Une critique « enracinée » « tente de mêler l’universel et le particulier, l’abstrait et le concret. » Le sens des limites préserve un tant soit peu du solipsisme et de la volonté d’imposer sa conception du monde à autrui. Là où le progressisme est un évolutionnisme, l’enracinement, plus proche de la tradition, ne déconsidère pas d’emblée autrui en fonction d’une culture différente. Les valeurs prégnantes entre Nous et les Autres possèdent des dénominateurs communs. Chez Imatz, « c’est l’amour de son peuple et de sa famille qui inclinent davantage à comprendre, à respecter et à aimer d’autres peuples et d’autres familles. » Il n’est pas ici question de dilution d’identités diverses au sein d’un mélange, avertit Weil : chaque communauté spécifique se doit de conserver la richesse de sa propre culture. Chaque collectivité est unique, a son originalité. Les influences extérieures, poursuit la philosophe, ne doivent pas être des apports mais des stimulants qui rendent la vie de l’homme plus intense (où l’on pensera à l’anthropologie et aux diverses manifestations de don / contre-don, comme dans la Kula chez les Trobriands observés par Malinowski, ou l’agonisme des Kwakiutl dans le Nord de l’Amérique). Il s’agit, au sens de George Orwell, d’un patriotisme ordinaire. A la différence de ce qu’il nomme abusivement nationalisme – faute d’autres termes, de son propre aveu –, le patriotisme est défensif. Il implique l’idée de penser l’autochtonie de sa culture comme supérieure, mais sans prétendre l’imposer aux autres. Les différences entre nations, par exemple, reposeraient sur « d’authentiques différences de mentalité ».

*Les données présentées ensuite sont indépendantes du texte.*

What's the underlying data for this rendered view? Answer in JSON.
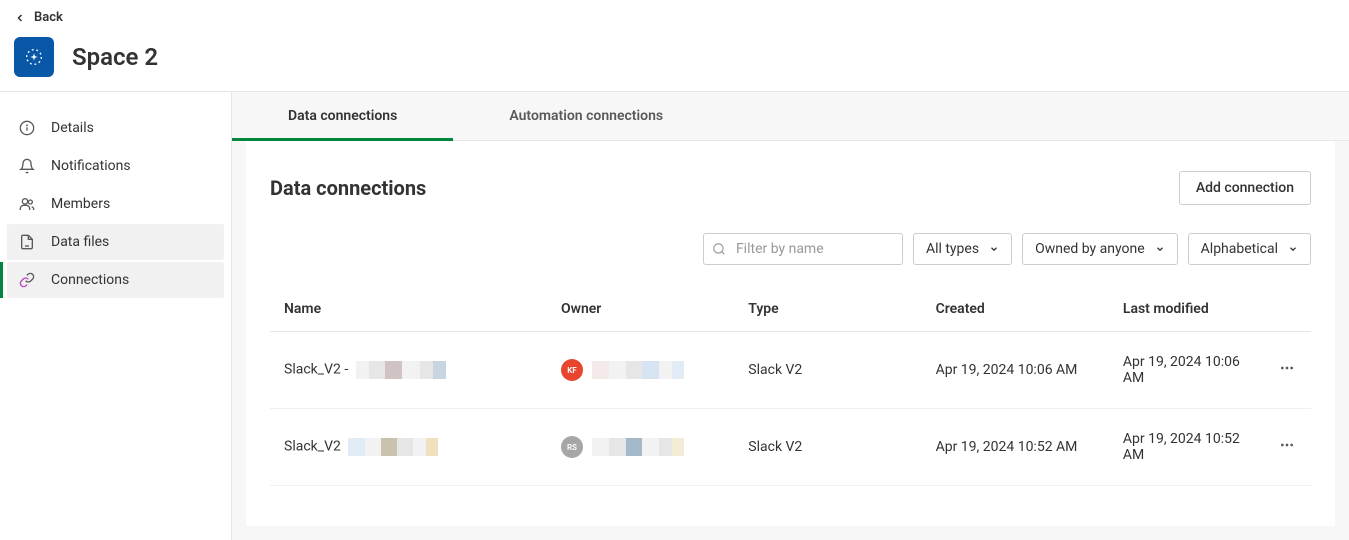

Chez le populiste Burke, le patriotisme est défendu comme un préjugé. Preuve de sobriété morale, signe de sagesse, le préjugé est pour lui conforme à « la décence ordinaire (common decency), et les « sentiments naturels », l’aiguillon spontané du cœur. » Lasch prend l’exemple du préjugé de « chevalerie » qui empêche de s’affranchir des conventions sociales dans les rapports envers l’autre sexe. Il ne correspond pas à un acte isolé mais prend sens en tant qu’élément de la manière de voir le monde et d’appréhender la cité transmis par un symbolisme spécifique. Le préjugé crée notamment des automatismes, une adaptabilité, un esprit d’initiative salvateur dans les situations critiques et qui fait défaut à la raison, « spéculation librement fluctuante, désincarnée et gratuite, totalement indifférente aux suites du cours donné d’une action ». Il permet de ne pas franchir la distance déracinante entre Nous et les Autres. En ce sens, pour Burke, un « voile de décence » est nécessaire. Il s’oppose à ce que Rawls nommera deux siècles plus tard un « voile d’ignorance », où chacun ignore la position sociale de l’autre, ce qu’il possède, ce qu’il est, et où les individus sont « mutuellement indifférents ». Or chez Evola, « l’individu, dans l’acception courante, est quelque chose d’intermédiaire entre la personne – c’est-à-dire l’homme fidèle à des valeurs supérieures, doté d’une qualité propre et d’une dignité précise –, qui est au-dessus de lui, et la simple masse informe, qui est au-dessous de lui [...] La révolution individualiste ne saurait correspondre qu’à une phase intermédiaire, transitoire, du processus de désagrégation des sociétés traditionnelles. » Au contraire, l’enracinement implique de connaître ce qu’est l’autre, d’accepter la différence et d’être liés les uns aux autres, de ne pas s’atomiser dans l’indifférence de son prochain (le prochain n’étant pas ici, cela va de soi, l’allogène décérébré pleurnichard et amerloquisé – ni la tarlouze, ni le trans’, ni l’emo, ni un dégénéré de la Fistinière).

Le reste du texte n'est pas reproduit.